Donald Low (HKUST and former LKYSPP) has been the most consistent critic of the Singapore reskilling model's adequacy. Across IPS Commons commentary 2024–2026, Low has argued that the speed and breadth of AI displacement exceed the capacity of the SkillsFuture architecture to absorb. His argument is not that SFA is poorly designed — he has acknowledged its structural improvements — but that the underlying mismatch between AI-driven labour-market change and human reskilling timescales is too wide to be bridged by training alone. Low has called for a more substantial unemployment-income-support architecture, a more redistributive tax-and-transfer system to absorb wage compression, and honest political acknowledgement that some displaced workers will not be re-employable at prior wage levels.

Linda Lim (University of Michigan emerita, frequent IPS contributor) has emphasised the labour-market dualism that AI risks intensifying. Her argument is that Singapore's labour market is already structured around a dual architecture — a higher tier of citizens and Employment-Pass professionals enjoying competitive wages and protection, and a lower tier of Work-Permit foreign workers and lower-income locals subject to a different regulatory and social architecture (cross-reference SG-O-08 and SG-O-10 §6). AI threatens to deepen this dualism by hollowing out the middle, forcing displaced mid-tier workers either down into the lower tier or out of the labour market entirely. Lim has emphasised institutional reform of the foreign-worker regime and a more inclusive social compact rather than additional training subsidies.

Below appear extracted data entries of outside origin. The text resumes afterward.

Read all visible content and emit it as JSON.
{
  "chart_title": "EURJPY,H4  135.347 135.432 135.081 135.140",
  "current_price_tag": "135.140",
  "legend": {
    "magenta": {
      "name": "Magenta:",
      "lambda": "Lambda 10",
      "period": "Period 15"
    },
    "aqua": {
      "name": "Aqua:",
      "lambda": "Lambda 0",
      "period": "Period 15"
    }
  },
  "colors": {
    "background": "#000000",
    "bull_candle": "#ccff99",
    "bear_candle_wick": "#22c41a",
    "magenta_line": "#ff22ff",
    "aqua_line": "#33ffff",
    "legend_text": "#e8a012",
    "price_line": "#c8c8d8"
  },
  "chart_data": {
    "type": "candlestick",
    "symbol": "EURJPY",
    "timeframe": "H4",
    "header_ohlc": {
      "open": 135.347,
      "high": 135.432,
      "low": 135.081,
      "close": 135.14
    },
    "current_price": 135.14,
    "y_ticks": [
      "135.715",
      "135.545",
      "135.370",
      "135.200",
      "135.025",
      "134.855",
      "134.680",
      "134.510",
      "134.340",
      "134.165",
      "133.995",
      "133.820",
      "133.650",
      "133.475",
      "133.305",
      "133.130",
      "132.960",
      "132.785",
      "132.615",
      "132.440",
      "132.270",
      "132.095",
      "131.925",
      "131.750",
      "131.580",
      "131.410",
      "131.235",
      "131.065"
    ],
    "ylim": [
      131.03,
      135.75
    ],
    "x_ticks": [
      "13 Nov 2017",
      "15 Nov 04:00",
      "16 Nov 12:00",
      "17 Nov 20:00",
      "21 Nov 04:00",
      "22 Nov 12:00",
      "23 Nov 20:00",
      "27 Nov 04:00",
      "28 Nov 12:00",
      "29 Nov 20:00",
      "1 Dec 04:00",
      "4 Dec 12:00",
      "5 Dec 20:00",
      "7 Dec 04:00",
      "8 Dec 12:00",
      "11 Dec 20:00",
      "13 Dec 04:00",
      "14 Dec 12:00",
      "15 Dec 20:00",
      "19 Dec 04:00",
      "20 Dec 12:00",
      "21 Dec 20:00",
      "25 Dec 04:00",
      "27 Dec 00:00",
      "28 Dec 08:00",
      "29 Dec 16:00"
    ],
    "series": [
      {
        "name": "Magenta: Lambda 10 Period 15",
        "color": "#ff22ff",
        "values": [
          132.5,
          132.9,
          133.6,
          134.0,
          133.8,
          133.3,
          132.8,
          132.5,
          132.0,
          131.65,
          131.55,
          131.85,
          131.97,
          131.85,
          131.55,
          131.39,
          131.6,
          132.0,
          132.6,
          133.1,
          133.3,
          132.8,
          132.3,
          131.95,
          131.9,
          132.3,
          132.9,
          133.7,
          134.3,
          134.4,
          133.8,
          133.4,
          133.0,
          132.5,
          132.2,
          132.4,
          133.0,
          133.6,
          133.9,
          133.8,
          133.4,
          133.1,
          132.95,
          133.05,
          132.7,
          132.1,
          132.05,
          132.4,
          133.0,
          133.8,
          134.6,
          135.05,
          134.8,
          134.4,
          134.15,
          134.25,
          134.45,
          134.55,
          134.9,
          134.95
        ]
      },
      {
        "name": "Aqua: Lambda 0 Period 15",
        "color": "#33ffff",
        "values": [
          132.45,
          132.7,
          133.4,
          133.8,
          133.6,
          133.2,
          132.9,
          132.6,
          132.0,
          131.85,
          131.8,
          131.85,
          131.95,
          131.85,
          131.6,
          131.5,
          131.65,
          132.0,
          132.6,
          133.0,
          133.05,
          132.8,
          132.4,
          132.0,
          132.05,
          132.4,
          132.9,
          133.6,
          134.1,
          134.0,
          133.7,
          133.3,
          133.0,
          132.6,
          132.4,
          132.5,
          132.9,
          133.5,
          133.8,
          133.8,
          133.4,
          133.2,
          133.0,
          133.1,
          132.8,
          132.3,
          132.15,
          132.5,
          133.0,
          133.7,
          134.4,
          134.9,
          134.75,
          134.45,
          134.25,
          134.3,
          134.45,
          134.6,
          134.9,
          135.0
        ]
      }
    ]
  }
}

Tharman Shanmugaratnam (President of Singapore from September 2023, formerly Senior Minister and Coordinating Minister for Social Policies) has been the most prominent defender of the lifelong-learning architecture. His framing has emphasised that the question is not whether AI will displace workers but how rapidly the institutional architecture for skills upgrading, career transition, and income support can be scaled. Tharman has supported the SkillsFuture build-out, SFA scale-up, and broader Forward Singapore architecture, while acknowledging that the speed of AI-driven change tests the system's capacity.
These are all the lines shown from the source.